The trade highlighted two themes of 2021 – the rise of Indian issuance and a surge of SLBs.
The 144A/Reg S trade, which was priced in September, was split between a US$500m long five-year note, priced to yield 3.95%, and a US$500m long 10-year SLB, printed to yield 5.05%. Pricing tightened from initial guidance of the 4.375% and 5.5% area on the back of a strong book.
The combined order book reached more than US$4.7bn from 245 accounts at reoffer, after peaking around US$5.6bn.
The SLB portion of the trade, which was rated Ba2/BB– (Moody’s/Fitch) in line with the issuer, was a notable first for the country and industry. JSW Steel is the flagship company of JSW Group, and a key steel producer in India, and used its standing in capital markets to advance sustainable finance efforts.
The transaction was the first SLB to be sold by the steel sector globally, as well as the first from an Indian high-yield company. It also carried the longest tenor for a US dollar SLB offering from an Asian corporate issuer.
Asia saw its first US dollar SLBs in 2021, and they became a roaring success for issuers nimble enough to launch them. For companies like JSW Steel that need to transform polluting businesses, SLBs offer a way to raise funds for environmental efforts with transparency and accountability.

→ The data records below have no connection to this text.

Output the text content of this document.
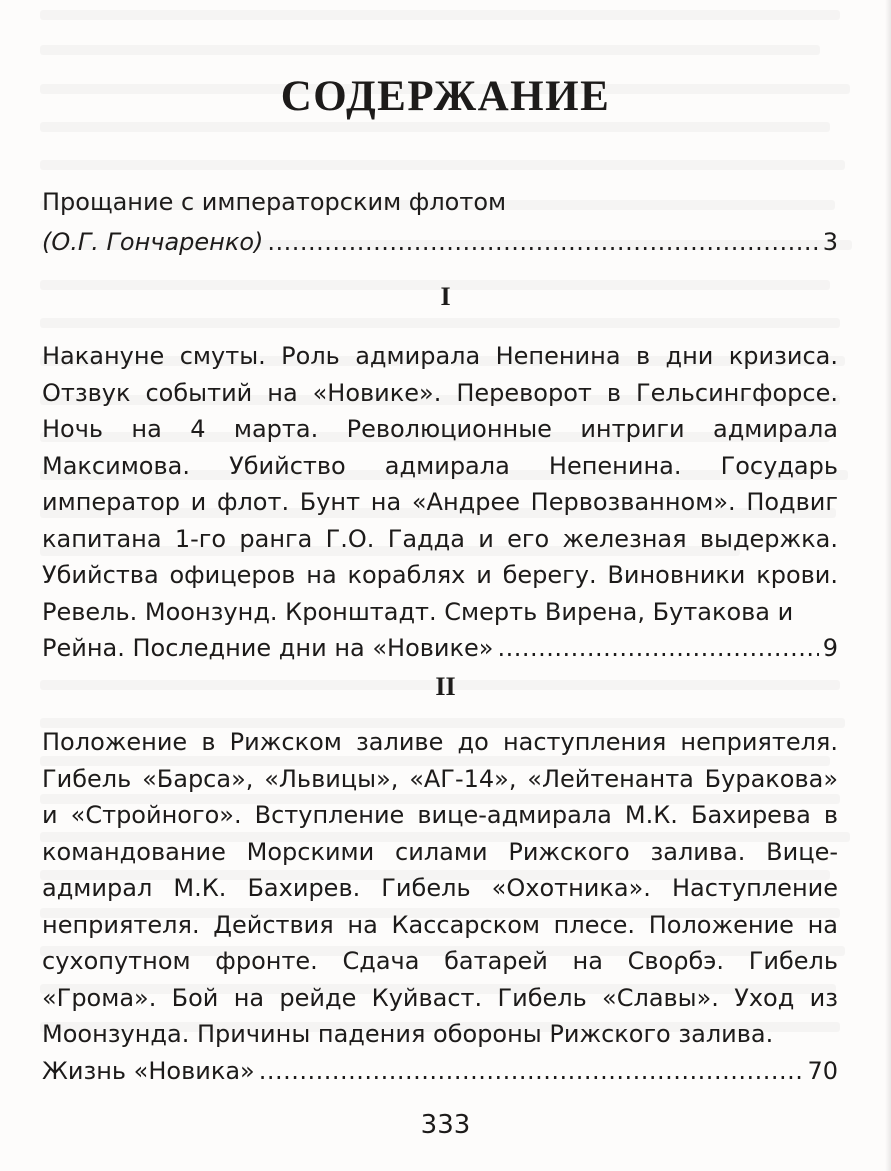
СОДЕРЖАНИЕ
Прощание с императорским флотом
(О.Г. Гончаренко) .....	3
I
Накануне смуты. Роль адмирала Непенина в дни кризиса. Отзвук событий на «Новике». Переворот в Гельсингфорсе. Ночь на 4 марта. Революционные интриги адмирала Максимова. Убийство адмирала Непенина. Государь император и флот. Бунт на «Андрее Первозванном». Подвиг капитана 1-го ранга Г.О. Гадда и его железная выдержка. Убийства офицеров на кораблях и берегу. Виновники крови. Ревель. Моонзунд. Кронштадт. Смерть Вирена, Бутакова и
Рейна. Последние дни на «Новике» .....	9
II
Положение в Рижском заливе до наступления неприятеля. Гибель «Барса», «Львицы», «АГ-14», «Лейтенанта Буракова» и «Стройного». Вступление вице-адмирала М.К. Бахирева в командование Морскими силами Рижского залива. Вице-адмирал М.К. Бахирев. Гибель «Охотника». Наступление неприятеля. Действия на Кассарском плесе. Положение на сухопутном фронте. Сдача батарей на Свορбэ. Гибель «Грома». Бой на рейде Куйваст. Гибель «Славы». Уход из Моонзунда. Причины падения обороны Рижского залива.
Жизнь «Новика» .....	70
333
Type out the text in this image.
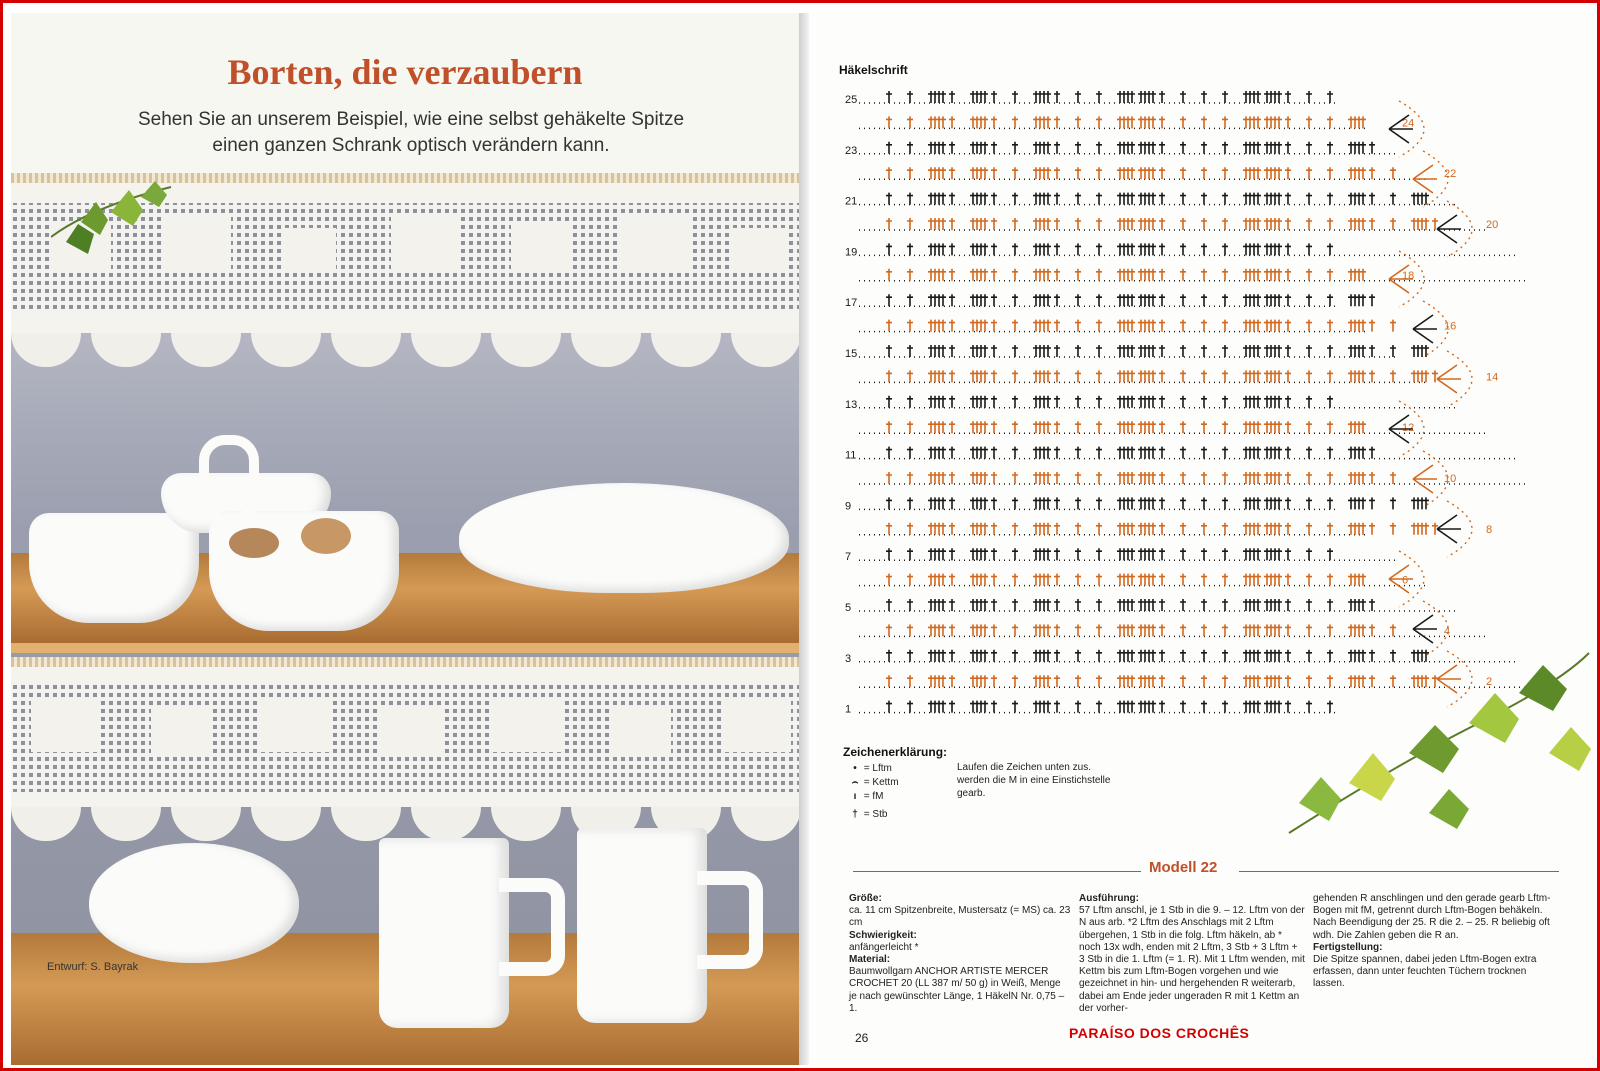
Borten, die verzaubern
Sehen Sie an unserem Beispiel, wie eine selbst gehäkelte Spitze
einen ganzen Schrank optisch verändern kann.
Entwurf: S. Bayrak
Häkelschrift
25
24
23
22
21
20
19
18
17
16
15
14
13
12
11
10
9
8
7
6
5
4
3
2
1
Zeichenerklärung:
• = Lftm
⌢ = Kettm
ı = fM
† = Stb
Laufen die Zeichen unten zus. werden die M in eine Einstichstelle gearb.
Modell 22
Größe:
ca. 11 cm Spitzenbreite, Mustersatz (= MS) ca. 23 cm
Schwierigkeit:
anfängerleicht *
Material:
Baumwollgarn ANCHOR ARTISTE MERCER CROCHET 20 (LL 387 m/ 50 g) in Weiß, Menge je nach gewünschter Länge, 1 HäkelN Nr. 0,75 – 1.
Ausführung:
57 Lftm anschl, je 1 Stb in die 9. – 12. Lftm von der N aus arb. *2 Lftm des Anschlags mit 2 Lftm übergehen, 1 Stb in die folg. Lftm häkeln, ab * noch 13x wdh, enden mit 2 Lftm, 3 Stb + 3 Lftm + 3 Stb in die 1. Lftm (= 1. R). Mit 1 Lftm wenden, mit Kettm bis zum Lftm-Bogen vorgehen und wie gezeichnet in hin- und hergehenden R weiterarb, dabei am Ende jeder ungeraden R mit 1 Kettm an der vorher-
gehenden R anschlingen und den gerade gearb Lftm-Bogen mit fM, getrennt durch Lftm-Bogen behäkeln. Nach Beendigung der 25. R die 2. – 25. R beliebig oft wdh. Die Zahlen geben die R an.
Fertigstellung:
Die Spitze spannen, dabei jeden Lftm-Bogen extra erfassen, dann unter feuchten Tüchern trocknen lassen.
26	PARAÍSO DOS CROCHÊS
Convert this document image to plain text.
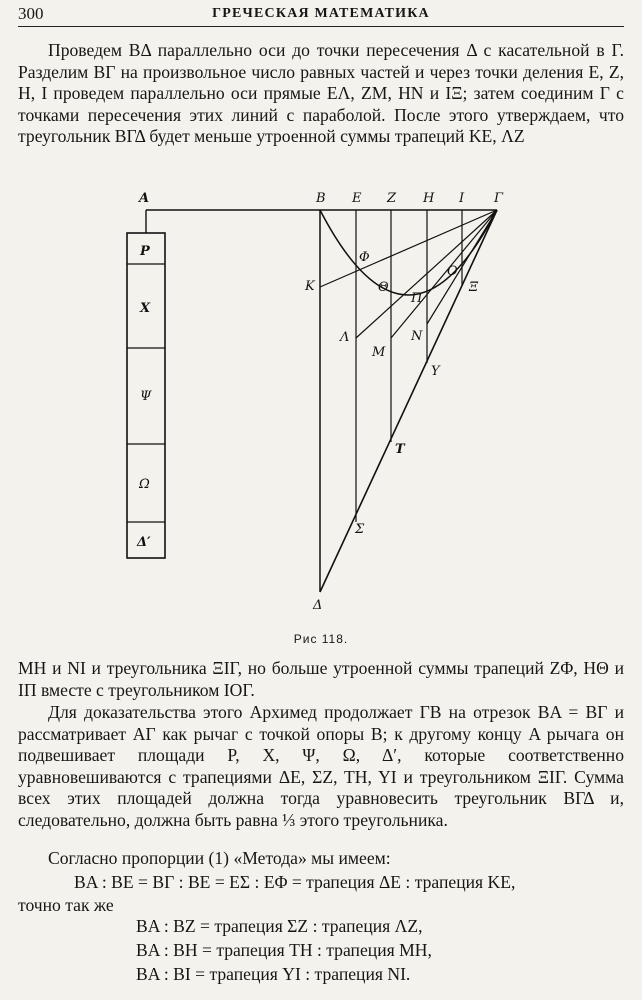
300	ГРЕЧЕСКАЯ МАТЕМАТИКА

Проведем BΔ параллельно оси до точки пересечения Δ с касательной в Γ. Разделим BΓ на произвольное число равных частей и через точки деления E, Z, H, I проведем параллельно оси прямые EΛ, ZM, HN и IΞ; затем соединим Γ с точками пересечения этих линий с параболой. После этого утверждаем, что треугольник BΓΔ будет меньше утроенной суммы трапеций KE, ΛZ

A	B E Z H I Γ
K
Φ
Θ
П
O
Ξ
Λ
M
N
Y
T
Σ
Δ
P
X
Ψ
Ω
Δ′
Рис 118.

MH и NI и треугольника ΞIΓ, но больше утроенной суммы трапеций ZΦ, HΘ и IП вместе с треугольником IOΓ.

Для доказательства этого Архимед продолжает ΓB на отрезок BA = BΓ и рассматривает AΓ как рычаг с точкой опоры B; к другому концу A рычага он подвешивает площади P, X, Ψ, Ω, Δ′, которые соответственно уравновешиваются с трапециями ΔE, ΣZ, TH, YI и треугольником ΞIΓ. Сумма всех этих площадей должна тогда уравновесить треугольник BΓΔ и, следовательно, должна быть равна ⅓ этого треугольника.

Согласно пропорции (1) «Метода» мы имеем:

BA : BE = BΓ : BE = EΣ : EΦ = трапеция ΔE : трапеция KE,
точно так же
BA : BZ = трапеция ΣZ : трапеция ΛZ,
BA : BH = трапеция TH : трапеция MH,
BA : BI = трапеция YI : трапеция NI.
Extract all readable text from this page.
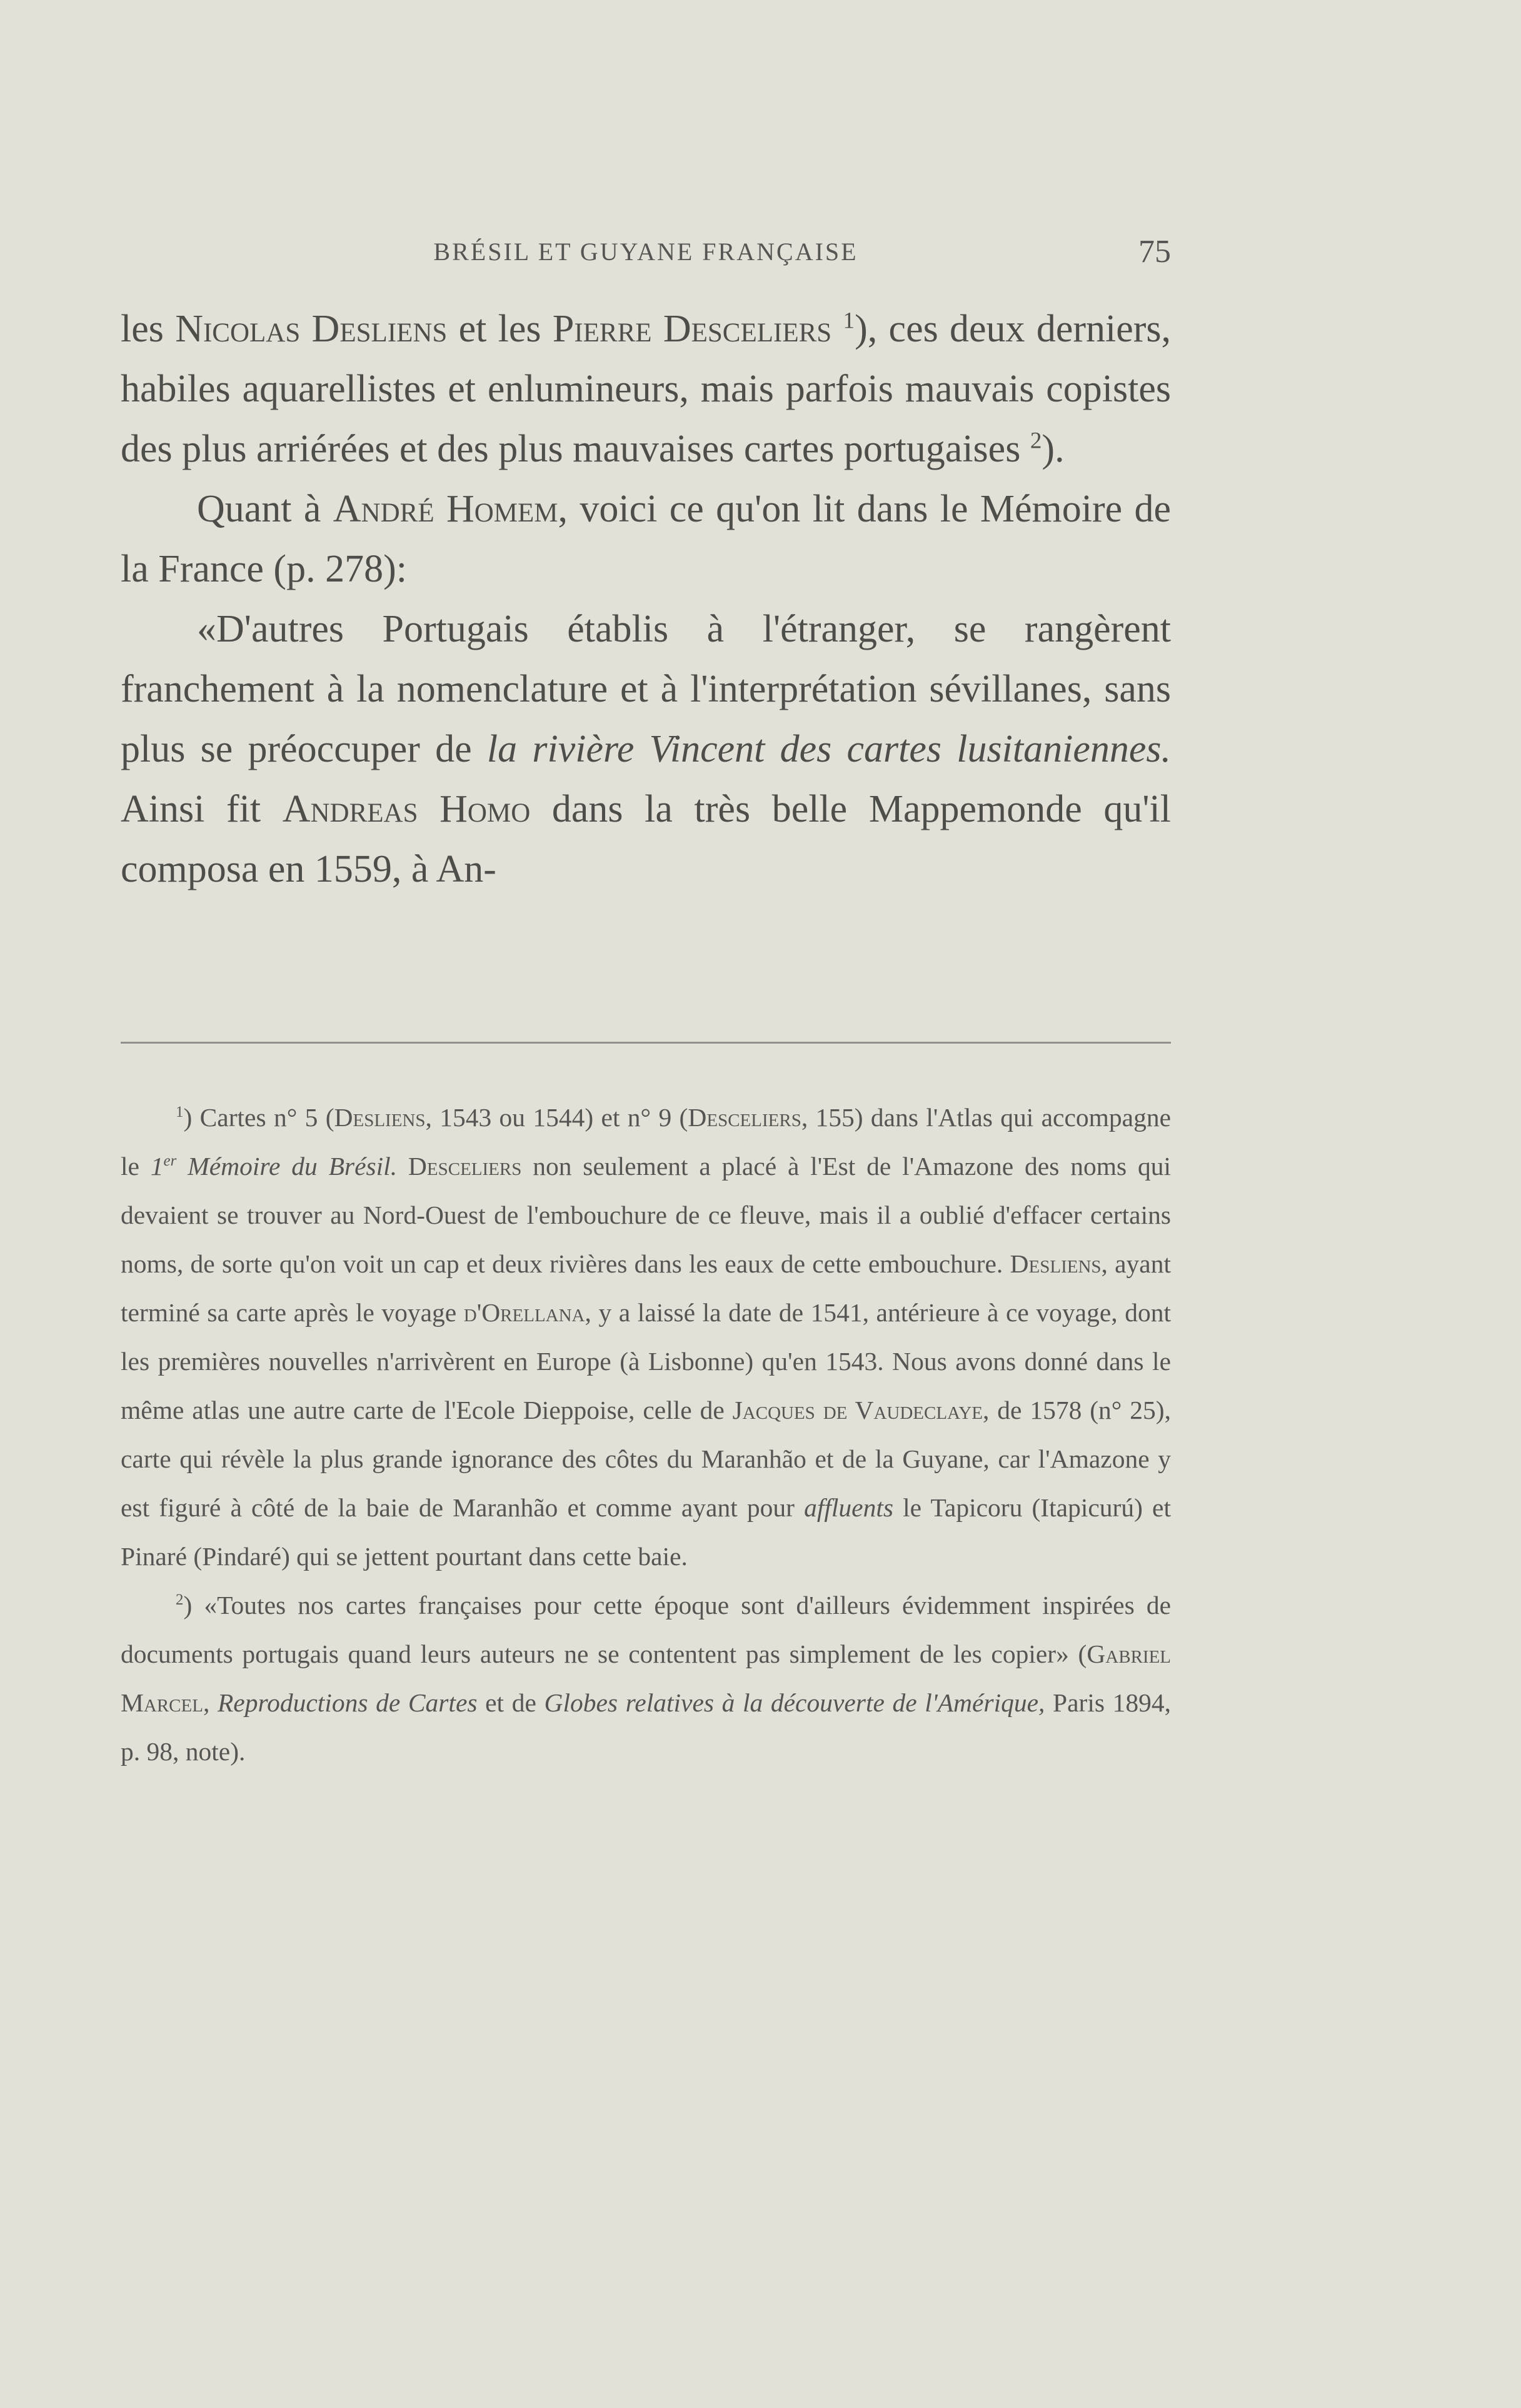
BRÉSIL ET GUYANE FRANÇAISE	75

les Nicolas Desliens et les Pierre Desceliers $^1$), ces deux derniers, habiles aquarellistes et enlumineurs, mais parfois mauvais copistes des plus arriérées et des plus mauvaises cartes portugaises $^2$).

Quant à André Homem, voici ce qu'on lit dans le Mémoire de la France (p. 278):

«D'autres Portugais établis à l'étranger, se rangèrent franchement à la nomenclature et à l'interprétation sévillanes, sans plus se préoccuper de la rivière Vincent des cartes lusitaniennes. Ainsi fit Andreas Homo dans la très belle Mappemonde qu'il composa en 1559, à An-

$^1$) Cartes n° 5 (Desliens, 1543 ou 1544) et n° 9 (Desceliers, 155) dans l'Atlas qui accompagne le 1er Mémoire du Brésil. Desceliers non seulement a placé à l'Est de l'Amazone des noms qui devaient se trouver au Nord-Ouest de l'embouchure de ce fleuve, mais il a oublié d'effacer certains noms, de sorte qu'on voit un cap et deux rivières dans les eaux de cette embouchure. Desliens, ayant terminé sa carte après le voyage d'Orellana, y a laissé la date de 1541, antérieure à ce voyage, dont les premières nouvelles n'arrivèrent en Europe (à Lisbonne) qu'en 1543. Nous avons donné dans le même atlas une autre carte de l'Ecole Dieppoise, celle de Jacques de Vaudeclaye, de 1578 (n° 25), carte qui révèle la plus grande ignorance des côtes du Maranhão et de la Guyane, car l'Amazone y est figuré à côté de la baie de Maranhão et comme ayant pour affluents le Tapicoru (Itapicurú) et Pinaré (Pindaré) qui se jettent pourtant dans cette baie.

$^2$) «Toutes nos cartes françaises pour cette époque sont d'ailleurs évidemment inspirées de documents portugais quand leurs auteurs ne se contentent pas simplement de les copier» (Gabriel Marcel, Reproductions de Cartes et de Globes relatives à la découverte de l'Amérique, Paris 1894, p. 98, note).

The company will pay a 37.5bp coupon step-up if it fails to meet its performance target to reduce its CO2 emissions by 23% by 2030, from a 2020 baseline. While the performance of the bonds is tied to the issuer’s carbon-related efforts, proceeds of the trade can be used more generally for capital expenditure and debt prepayment or repayment.
As with any maiden outing, JSW Steel’s trade took negotiation, with the syndicate team working to ensure the chosen KPIs were appropriately ambitious and reflective of the efforts JSW Steel needs to make. The deal was also the issuer’s first 144A outing, adding demand from US investors to the mix.
About 36% of the SLBs were allocated to Asian investors, with 35% going to EMEA and 29% to the US. Fund and asset managers took the bulk of the bonds at 93%, while private banks took 5% and banks 2%.
Credit Suisse was sole structuring agent for the sustainability-linked notes, as well as joint lead manager and bookrunner with Deutsche Bank, Standard Chartered, Axis Bank, BNP Paribas, Mizuho, MUFG and State Bank of India.
DNV provided a second-party opinion on JSW Steel's SLB framework.